CHAPTER XXIV.
The first great apparent change in a life is not always its real beginning. It may be but the beginning of the beginning, as it were, the first grand crash of the ice, the opening of the fountain. There is more noise and more demonstration than when the full tide of waters begins to swell into the broader channel, but it is not the great crisis which it has the look of being. It is the commencement of a process of which it is impossible to predict the end. This had been emphatically the case with John Mitford when he was suddenly swept out of his father’s house and out of all the traditions of his youth. It seemed to him and to everybody that his life had then taken its individual shape. When he returned to Fanshawe Regis, he went about with new eyes, curiously observing everything which before he had accepted without observation. Was it that he felt the new better? Was it that he hankered after the old? These were questions which he could not answer. The only thing he was quite sure of in respect to himself was that he was uncertain about everything, and that life was no longer sweet enough to make up for the darkness and troubles in it. With this feeling in his mind he listened to his father’s sermons, seeing everything in a different light, and went with his mother on her parish work, carrying her basket, gazing wistfully in at the cottage windows, wondering what was the good of it all. He had never questioned for a moment the good of at least his mother’s ministrations until now. When she came smiling out of one of the cottages it cast a gloom upon her to find her boy, who had always been full of faith in her at least, standing unresponsive, waiting for her outside. She looked him in the eyes with her tender smile, and said, “Well, John?” as she gave back the little basket into his hand.
“Well,” he said, with a sigh, “my good little mother! do you think it is worth all the trouble you are taking, and all the trouble you have taken since ever I remember?—that is what I want to know.”
“Yes, my dear,” said Mrs Mitford, “that and a great deal more. Oh, John, if I could feel that but one, only one, was brought back to God by any means!”
“I think they are all very much the same as they used to be,” said John. “I recollect when I was a small boy, there was always something to be set right there.”
“That was the father, my dear,” said Mrs Mitford. “He was very troublesome. He took more than was good for him, you know; and then he used to be very unkind to his poor wife. Ah, John, some of these poor women have a great deal to bear!”

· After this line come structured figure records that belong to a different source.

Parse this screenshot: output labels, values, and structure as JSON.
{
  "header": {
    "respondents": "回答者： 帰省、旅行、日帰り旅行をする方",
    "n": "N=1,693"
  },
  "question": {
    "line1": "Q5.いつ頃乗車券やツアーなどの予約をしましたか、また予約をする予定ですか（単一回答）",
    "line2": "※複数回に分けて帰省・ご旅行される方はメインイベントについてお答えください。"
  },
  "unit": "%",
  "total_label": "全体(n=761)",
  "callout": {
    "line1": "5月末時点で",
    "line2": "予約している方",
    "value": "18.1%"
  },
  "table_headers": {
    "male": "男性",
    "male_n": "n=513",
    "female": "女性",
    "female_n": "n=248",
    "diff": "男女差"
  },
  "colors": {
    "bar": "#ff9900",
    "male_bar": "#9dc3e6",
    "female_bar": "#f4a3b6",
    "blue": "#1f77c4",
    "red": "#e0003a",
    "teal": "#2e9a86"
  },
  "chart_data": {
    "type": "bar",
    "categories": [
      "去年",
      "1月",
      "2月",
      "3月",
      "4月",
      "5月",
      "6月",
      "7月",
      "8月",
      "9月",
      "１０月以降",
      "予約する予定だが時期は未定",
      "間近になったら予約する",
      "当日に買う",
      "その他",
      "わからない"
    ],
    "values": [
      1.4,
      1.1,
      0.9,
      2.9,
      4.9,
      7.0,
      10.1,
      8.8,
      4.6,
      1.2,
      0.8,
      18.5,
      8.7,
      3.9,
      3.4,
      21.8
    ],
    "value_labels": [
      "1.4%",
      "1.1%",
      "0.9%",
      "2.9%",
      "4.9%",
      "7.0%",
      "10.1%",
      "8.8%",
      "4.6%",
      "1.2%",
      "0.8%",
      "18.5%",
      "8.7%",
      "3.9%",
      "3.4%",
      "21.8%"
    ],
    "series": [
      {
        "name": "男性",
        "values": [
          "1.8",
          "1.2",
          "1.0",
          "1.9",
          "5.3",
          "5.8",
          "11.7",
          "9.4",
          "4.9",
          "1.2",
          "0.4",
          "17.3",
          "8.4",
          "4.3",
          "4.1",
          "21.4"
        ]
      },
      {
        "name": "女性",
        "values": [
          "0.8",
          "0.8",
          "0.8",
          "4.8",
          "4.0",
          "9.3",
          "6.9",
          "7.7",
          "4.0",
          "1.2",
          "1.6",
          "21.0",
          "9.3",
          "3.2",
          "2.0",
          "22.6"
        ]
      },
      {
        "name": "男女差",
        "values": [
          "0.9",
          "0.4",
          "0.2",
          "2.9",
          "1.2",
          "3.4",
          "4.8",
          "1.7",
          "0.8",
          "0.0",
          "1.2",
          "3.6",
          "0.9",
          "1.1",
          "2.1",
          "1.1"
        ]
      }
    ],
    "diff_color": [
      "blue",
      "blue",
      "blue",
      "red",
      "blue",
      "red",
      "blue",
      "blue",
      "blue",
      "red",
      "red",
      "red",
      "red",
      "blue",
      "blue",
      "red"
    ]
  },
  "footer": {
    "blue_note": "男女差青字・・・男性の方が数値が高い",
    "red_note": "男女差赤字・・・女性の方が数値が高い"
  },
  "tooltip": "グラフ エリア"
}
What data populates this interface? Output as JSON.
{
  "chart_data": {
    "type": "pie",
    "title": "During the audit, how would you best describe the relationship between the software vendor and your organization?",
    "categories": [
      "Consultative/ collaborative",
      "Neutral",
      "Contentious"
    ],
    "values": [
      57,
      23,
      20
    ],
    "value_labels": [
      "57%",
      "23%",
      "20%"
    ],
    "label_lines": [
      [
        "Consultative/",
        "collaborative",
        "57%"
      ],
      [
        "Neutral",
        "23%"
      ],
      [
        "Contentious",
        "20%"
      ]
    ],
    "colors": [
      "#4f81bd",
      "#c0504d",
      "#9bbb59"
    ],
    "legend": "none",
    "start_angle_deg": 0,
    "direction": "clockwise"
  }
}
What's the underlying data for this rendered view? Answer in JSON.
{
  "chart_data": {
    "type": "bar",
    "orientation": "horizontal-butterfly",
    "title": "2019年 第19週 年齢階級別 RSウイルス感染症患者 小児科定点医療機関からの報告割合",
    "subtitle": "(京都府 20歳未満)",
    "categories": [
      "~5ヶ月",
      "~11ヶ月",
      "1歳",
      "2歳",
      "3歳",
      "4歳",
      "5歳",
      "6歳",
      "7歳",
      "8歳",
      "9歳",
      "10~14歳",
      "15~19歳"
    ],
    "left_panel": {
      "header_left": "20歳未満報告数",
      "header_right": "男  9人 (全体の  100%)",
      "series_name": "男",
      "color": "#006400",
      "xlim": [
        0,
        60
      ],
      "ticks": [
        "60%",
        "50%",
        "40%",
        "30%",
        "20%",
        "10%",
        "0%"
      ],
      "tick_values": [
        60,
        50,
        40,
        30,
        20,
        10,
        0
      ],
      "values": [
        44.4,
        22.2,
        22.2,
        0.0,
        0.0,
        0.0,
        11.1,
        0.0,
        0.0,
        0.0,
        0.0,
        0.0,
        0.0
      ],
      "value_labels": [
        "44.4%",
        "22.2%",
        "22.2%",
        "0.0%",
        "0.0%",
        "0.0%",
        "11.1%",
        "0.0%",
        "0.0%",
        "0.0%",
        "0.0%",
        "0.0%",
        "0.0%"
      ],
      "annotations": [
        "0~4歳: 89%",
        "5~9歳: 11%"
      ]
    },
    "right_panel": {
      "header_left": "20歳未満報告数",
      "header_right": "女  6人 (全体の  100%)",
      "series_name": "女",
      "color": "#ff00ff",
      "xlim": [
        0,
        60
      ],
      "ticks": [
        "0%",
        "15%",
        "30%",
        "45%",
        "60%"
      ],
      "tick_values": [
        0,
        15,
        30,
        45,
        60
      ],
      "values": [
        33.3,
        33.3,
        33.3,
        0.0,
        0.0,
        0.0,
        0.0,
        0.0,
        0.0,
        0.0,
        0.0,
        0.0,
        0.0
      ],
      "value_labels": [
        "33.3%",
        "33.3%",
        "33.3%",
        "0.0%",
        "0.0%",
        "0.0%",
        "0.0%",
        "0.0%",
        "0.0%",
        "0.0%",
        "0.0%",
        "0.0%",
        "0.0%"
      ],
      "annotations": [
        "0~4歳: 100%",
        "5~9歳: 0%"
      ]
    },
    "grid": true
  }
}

“But the blackguard is dead now, heaven be praised!” said John.
“Oh, hush, my dear, hush, and don’t speak of an immortal soul like that! Yes indeed, John, he has gone where he will be judged with clearer sight than ours. But I wish I could hope things were really mended,” said Mrs Mitford, shaking her head. She went on shaking her head for a whole minute after she had stopped speaking, as if her hope was a very slight one indeed.
“What is the matter now?”
“The boys are very tiresome, my dear,” said Mrs Mitford, with a sigh. “Somehow it seems natural to them to take to bad ways. You can’t think how idle and lazy Jim is, though he used to be such a good boy when he was in the choir, don’t you remember? He looked a perfect little angel in his white surplice, but I fear he has been a very bad boy; and Willie and his mother never do get on together. He is the only one that can be depended upon in the least, and he talks of marrying and going away.”